From its beginning as home to a single engineering services company, Cummings Research Park approaches its 50th anniversary with a highly regarded reputation as one of the world’s premier science and technology parks.
CRP is celebrated in numerous publications for its high quality of development, as well as the “Who’s Who” list of tenant companies within its boundaries. The Park was named in 1997 as the Most Outstanding Research/Science Park in the World by the Association of University Research Parks (AURP).
CRP began as a public-private initiative and has become a powerful magnet for corporate investment in the community. CRP was intended to attract and retain the world’s top technology and research development companies, and to provide a world-class site for expansion opportunities for existing companies. The Park has served its corporate citizens well, enabling them to achieve significant business growth, which continues to positively impact the region’s economy today. This success creates significant new investment and employment opportunities for highly qualified area residents. CRP companies can rightfully claim origins of many of the most far-reaching technology developments in the world over the past 50 years.
In 1962, the public sector entities involved in establishing CRP included the City of Huntsville and the University of Alabama in Huntsville Foundation, while private sector efforts were led by Teledyne Brown Engineering (then known as Brown Engineering Co.), with numerous other companies quickly following its leadership. Since then, a steadily increasing number of technology-based companies have invested in the park. The State of Alabama and the Chamber of Commerce of Huntsville/Madison County are now important partners in the marketing and promotion of the park. In many different ways, some hoped for and others unforeseen, CRP has been extremely successful in achieving the goals set forth by its founders.
CRP was formally established when the City of Huntsville first zoned 3,000 acres of land area as a "research park district." This occurred in 1962, and the park was officially named Huntsville Research Park. The first private company to locate in the park was Brown Engineering, which, in concert with support from rocket pioneer Dr. Wernher von Braun, had encouraged the City of Huntsville to establish a new zoning district specifically for high-tech enterprises.
The senior management of Brown Engineering, notably Milton K. Cummings, the company’s president, and Joseph Moquin, his successor, was heavily involved in the early development of the park. Moquin, then a vice president, was tasked with securing the original tract of land, and when Cummings died in 1973, was instrumental in getting the park renamed Cummings Research Park.
The University of Alabama in Huntsville Foundation became owner of a large portion of land in the research park district. Through the leadership of the UAH Foundation Board, the development of CRP was actively managed to help the entire community achieve substantial economic growth and expansion.
Other companies quickly followed the example of Teledyne Brown, and made investments of their own. These early companies included Lockheed Martin Corporation, IBM and many others. As America rushed headlong into the space race in the 1960s, development in the Park was brisk, with nearly 1,000 acres purchased and developed by private companies. By the end of the 1970s, the development of what is now known as CRP East was nearing completion.

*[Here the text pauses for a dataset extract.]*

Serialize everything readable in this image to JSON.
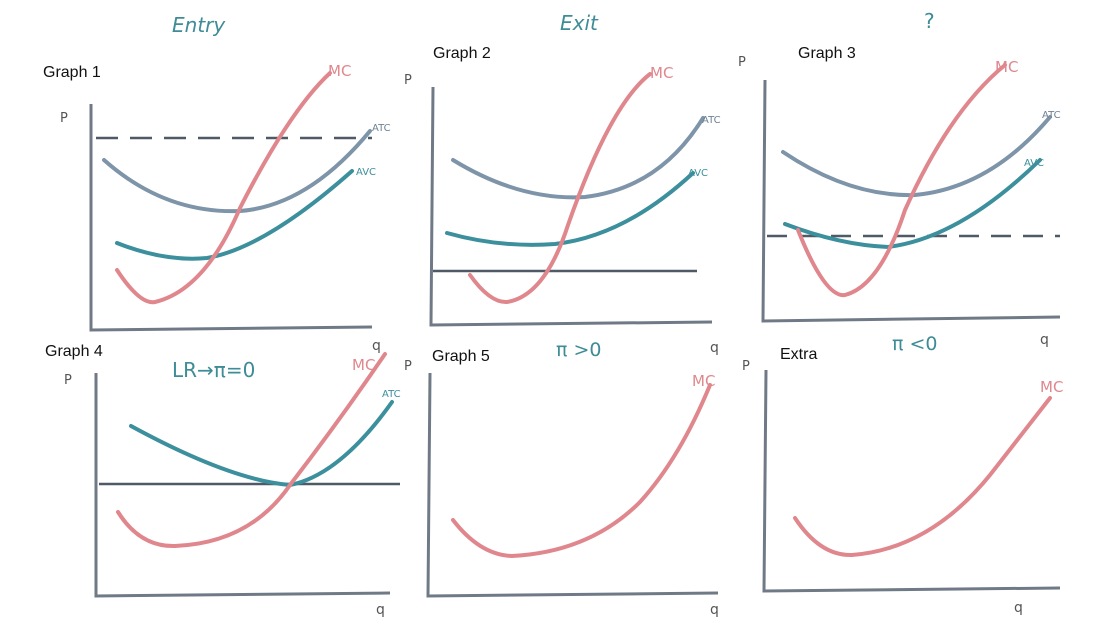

In 1982, the second major phase of CRP was launched with the planned development of CRP West. A substantial new parcel of land, exceeding 800 acres, was purchased and a master plan was established by the City of Huntsville. This new phase strengthened the development restrictions on the park, rivaling, and in many instances, exceeding the quality of planned research and development parks anywhere in the world. The City of Huntsville continued to acquire land for future growth of the park, ultimately reaching its current size of 3,843 acres.
The master plan for this new section of CRP called for man-made lakes, underground utilities, aesthetically beautiful landscape requirements, and consistent and specific standards for the appearance and maintenance of all structures within the park.
The City of Huntsville also expanded the process of managing the development of the park to include involvement by the actual owners and occupants of CRP, the extended local business community, and a board of business and community leaders appointed by the mayor to provide long-term oversight.
Cummings Research Park, first established as a public-private initiative with bright hopes for the future, had become a stunning success. In 2005, Gov. Bob Riley, attending one of dozens of groundbreaking events for new structures remarked, “This research park is the crown jewel of Alabama’s economic development assets.” CRP continues to attract significant capital investment, with more than $1 billion in capital invested in the period from 2004-2010, resulting in more than 5 million square feet of additional office, manufacturing and retail space.
In 1999, the Chamber of Commerce of Huntsville/Madison County made the initial contact with a developer from Los Angeles, O&S Holdings LLC. That contact led to an announcement in December 2002 that the company had reached agreement with the City of Huntsville to begin development of a specially zoned district in the park, known as the CRP West Commercial Services District. Located in the southeast corner of CRP West, at the intersection of Research Park Boulevard and Old Madison Pike, this 100-acre tract of land was soon transformed from farmland to a world-class shopping, entertainment, and business destination known as Bridge Street Town Centre.
Today, Bridge Street is a regional shopping and cultural destination. Included in the development are more than 700,000 square feet of upscale retail space, Alabama’s first Westin Hotel, upscale and casual dining alongside a 10-acre lake, walking trails, multi-tenant office buildings, and other commercial activities such as the Monaco Pictures movie theater and others.